Carbon Storage in Forests
Forests hold the largest accessible reservoir of carbon in the Earth system. Deforestation releases much of that stored carbon to the atmosphere. Rates of loss in the tropical forests of Africa and South America have been measured for decades. Gains in some wealthier countries result from forest regrowth, new plantations, and possible increases in growth rate.
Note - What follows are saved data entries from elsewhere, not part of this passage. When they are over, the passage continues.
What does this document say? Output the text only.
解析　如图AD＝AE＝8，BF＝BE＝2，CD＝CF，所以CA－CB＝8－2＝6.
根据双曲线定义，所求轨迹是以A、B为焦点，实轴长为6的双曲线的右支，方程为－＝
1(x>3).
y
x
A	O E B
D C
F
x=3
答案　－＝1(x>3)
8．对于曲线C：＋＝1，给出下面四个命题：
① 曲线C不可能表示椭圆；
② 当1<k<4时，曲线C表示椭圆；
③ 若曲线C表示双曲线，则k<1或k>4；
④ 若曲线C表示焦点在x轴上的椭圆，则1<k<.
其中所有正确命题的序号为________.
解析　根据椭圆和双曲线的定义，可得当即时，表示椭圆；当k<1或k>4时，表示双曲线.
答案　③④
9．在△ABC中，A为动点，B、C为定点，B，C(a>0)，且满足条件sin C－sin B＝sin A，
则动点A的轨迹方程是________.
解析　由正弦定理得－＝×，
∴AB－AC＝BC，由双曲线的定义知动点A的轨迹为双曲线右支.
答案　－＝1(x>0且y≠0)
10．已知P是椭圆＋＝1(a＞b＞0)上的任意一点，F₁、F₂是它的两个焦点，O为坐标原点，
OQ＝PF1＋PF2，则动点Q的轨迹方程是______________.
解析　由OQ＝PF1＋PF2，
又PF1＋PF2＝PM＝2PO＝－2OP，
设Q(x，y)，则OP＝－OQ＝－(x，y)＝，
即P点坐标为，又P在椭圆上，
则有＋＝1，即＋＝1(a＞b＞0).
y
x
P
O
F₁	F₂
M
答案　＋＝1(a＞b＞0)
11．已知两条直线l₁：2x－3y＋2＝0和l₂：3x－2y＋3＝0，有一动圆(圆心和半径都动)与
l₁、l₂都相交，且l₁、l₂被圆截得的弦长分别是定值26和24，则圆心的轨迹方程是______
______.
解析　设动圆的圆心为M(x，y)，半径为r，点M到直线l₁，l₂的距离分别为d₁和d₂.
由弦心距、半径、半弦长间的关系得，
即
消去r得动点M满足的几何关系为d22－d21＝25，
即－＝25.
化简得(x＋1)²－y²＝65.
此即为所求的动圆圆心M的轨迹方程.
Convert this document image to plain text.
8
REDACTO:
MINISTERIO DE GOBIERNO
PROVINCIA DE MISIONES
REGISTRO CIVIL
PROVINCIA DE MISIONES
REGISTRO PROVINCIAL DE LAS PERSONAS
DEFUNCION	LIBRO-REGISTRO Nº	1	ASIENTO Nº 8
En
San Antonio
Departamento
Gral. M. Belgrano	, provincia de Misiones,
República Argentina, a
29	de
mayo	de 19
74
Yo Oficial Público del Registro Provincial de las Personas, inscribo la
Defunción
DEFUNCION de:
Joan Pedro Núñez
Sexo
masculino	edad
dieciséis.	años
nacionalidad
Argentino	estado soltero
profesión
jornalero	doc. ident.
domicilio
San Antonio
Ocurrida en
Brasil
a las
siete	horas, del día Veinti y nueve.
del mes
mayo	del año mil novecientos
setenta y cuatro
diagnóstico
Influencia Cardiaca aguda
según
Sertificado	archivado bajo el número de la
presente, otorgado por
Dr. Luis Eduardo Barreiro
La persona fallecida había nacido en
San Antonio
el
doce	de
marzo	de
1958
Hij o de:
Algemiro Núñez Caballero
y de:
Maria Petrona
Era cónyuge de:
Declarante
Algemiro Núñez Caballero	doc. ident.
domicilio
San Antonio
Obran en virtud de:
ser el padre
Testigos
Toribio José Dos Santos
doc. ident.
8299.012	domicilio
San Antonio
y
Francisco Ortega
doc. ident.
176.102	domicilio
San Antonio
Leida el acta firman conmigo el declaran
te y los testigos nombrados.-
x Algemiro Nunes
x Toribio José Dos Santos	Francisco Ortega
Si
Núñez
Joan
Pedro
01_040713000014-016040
This index has not changed this year as the data set used is gathered only once a decade. While news stories contain much on both deforestation and reforestation, the net impact is hard to determine. Total forest carbon decreased by about 1% from 1990 to 2020 according to this FAO study, but we will have to wait for the next update in 2030 to see if that rate has changed.
CFCs and the ozone hole
The discovery of the ozone hole over Antarctica, the simultaneous discovery of its cause (chlorofluorocarbons or CFCs), and the nearly simultaneous development of an international agreement (the Montreal Protocol) to "solve" the problem is one of our best environmental success stories. The graph on the left captures both the rapid loss of ozone over Antarctica as CFCs began to reach the ozone layer in the upper atmosphere, and how that loss has been stopped and partially reversed since the Montreal Protocol in 1989. The graph on the right shows the same trends expressed as the more familiar size of the "ozone hole." In recent years, there have been reports of rogue emissions of CFCs from small-scale industrial activity in different parts of the world, and total ozone concentrations in the atmosphere over Antarctica are still only about 1/2 pre-CFC values. There is also considerable variation among different measurements.
Recapping the Top Stories
The slowing increase in global average temperature after 2019 was likely caused in part by the strong and unusually long La Niña event from 2020 into 2023. The ENSO indicator has now shifted rapidly towards a strong El Niño condition. The impact of this change may already be evident in the highest monthly temperatures ever recorded for most of the months in 2023, and possibly to loss of Antarctic sea ice as well. What will El Niño do in 2024?
And will total emissions of greenhouse gases continue to level off or return to a pre-2015 rate of increase?